OGM: le Conseil d'Etat autorise la culture du maïs transgénique

Le gouvernement veut rejeter l'avis des juges qui autorisent le maïs MON810

Le Conseil d'État a suspendu l'interdiction faite en 2011 par le gouvernement de cultiver en France sa variété de maïs génétiquement modifiée
,

une nouvelle fois pour carence de fondement juridique.

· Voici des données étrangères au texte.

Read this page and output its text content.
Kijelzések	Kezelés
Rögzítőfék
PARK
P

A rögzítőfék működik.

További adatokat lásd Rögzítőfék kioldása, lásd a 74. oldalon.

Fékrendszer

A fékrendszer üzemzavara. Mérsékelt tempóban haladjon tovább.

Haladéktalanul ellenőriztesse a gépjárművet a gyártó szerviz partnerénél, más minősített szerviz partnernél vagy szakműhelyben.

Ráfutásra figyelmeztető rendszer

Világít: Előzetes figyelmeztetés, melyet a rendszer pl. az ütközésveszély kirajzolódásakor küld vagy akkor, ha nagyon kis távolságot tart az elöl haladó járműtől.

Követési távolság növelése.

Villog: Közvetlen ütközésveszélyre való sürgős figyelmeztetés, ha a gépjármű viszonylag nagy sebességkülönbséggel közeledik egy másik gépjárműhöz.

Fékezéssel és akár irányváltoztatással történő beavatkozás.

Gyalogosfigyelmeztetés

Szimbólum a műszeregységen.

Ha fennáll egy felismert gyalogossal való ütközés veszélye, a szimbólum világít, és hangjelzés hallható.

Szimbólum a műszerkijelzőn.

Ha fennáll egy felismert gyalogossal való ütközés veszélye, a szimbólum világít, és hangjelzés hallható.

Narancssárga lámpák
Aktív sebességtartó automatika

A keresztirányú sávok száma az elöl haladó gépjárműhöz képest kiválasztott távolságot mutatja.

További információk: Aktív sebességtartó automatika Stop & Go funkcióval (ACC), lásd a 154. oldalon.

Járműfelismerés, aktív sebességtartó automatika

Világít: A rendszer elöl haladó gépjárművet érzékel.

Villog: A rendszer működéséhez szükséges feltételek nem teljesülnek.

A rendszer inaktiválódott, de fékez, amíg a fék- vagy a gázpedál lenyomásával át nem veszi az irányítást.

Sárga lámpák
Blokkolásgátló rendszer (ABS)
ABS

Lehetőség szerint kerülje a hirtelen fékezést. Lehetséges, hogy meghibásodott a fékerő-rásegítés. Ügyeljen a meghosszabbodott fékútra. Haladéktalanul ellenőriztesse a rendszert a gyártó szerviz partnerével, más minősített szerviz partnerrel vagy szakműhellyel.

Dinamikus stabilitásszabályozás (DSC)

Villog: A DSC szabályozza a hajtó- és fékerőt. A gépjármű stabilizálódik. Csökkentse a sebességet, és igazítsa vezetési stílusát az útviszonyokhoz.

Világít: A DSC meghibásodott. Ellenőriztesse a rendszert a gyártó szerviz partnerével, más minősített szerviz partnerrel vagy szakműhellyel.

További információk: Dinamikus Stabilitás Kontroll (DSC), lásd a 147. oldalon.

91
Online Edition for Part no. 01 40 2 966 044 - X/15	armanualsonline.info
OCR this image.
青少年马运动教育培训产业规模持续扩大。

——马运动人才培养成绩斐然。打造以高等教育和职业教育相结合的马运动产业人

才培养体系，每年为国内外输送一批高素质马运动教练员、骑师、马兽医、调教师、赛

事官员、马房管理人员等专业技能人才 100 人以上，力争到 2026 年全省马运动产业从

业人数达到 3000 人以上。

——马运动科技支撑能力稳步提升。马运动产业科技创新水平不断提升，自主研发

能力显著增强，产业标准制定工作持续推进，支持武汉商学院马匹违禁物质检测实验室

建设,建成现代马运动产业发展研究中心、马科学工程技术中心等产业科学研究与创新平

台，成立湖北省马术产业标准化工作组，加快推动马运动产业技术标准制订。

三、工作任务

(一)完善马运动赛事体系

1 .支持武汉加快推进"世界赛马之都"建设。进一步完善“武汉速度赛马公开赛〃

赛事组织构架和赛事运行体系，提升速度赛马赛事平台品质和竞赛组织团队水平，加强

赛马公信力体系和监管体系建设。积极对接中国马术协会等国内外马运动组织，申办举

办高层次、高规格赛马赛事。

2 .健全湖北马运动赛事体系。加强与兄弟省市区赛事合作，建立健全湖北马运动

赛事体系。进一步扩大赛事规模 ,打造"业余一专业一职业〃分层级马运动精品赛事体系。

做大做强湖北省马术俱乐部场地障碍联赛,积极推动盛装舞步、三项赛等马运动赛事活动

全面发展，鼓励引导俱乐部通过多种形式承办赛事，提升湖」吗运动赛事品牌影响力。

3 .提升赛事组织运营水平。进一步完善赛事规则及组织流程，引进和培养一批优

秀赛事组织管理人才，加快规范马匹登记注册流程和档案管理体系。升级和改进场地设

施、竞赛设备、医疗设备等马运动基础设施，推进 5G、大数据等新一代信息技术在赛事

En février 2008, la France avait interdit la culture du maïs MON810 en faisant jouer la clause de sauvegarde. Capable de résister aux insectes et aux insecticides, ce produit est le seul à avoir été commercialisé dans le pays à des fins commerciales. Mais un nouveau moratoire avait été instauré en mars 2012. "Faisant application du droit de l'Union européenne, tel qu'interprété par la Cour de justice de l'Union européenne, le Conseil d'État a annulé l'arrêté du ministre de l'Agriculture du 16 mars 2012", indique aujourd'hui le Conseil d'État par communiqué. L’interdiction par le gouvernement de cultiver cet OGM en France avait en effet été suspendue en 2011 par la justice pour carence de fondement juridique, avant qu’un nouveau moratoire soit instauré en mars 2012.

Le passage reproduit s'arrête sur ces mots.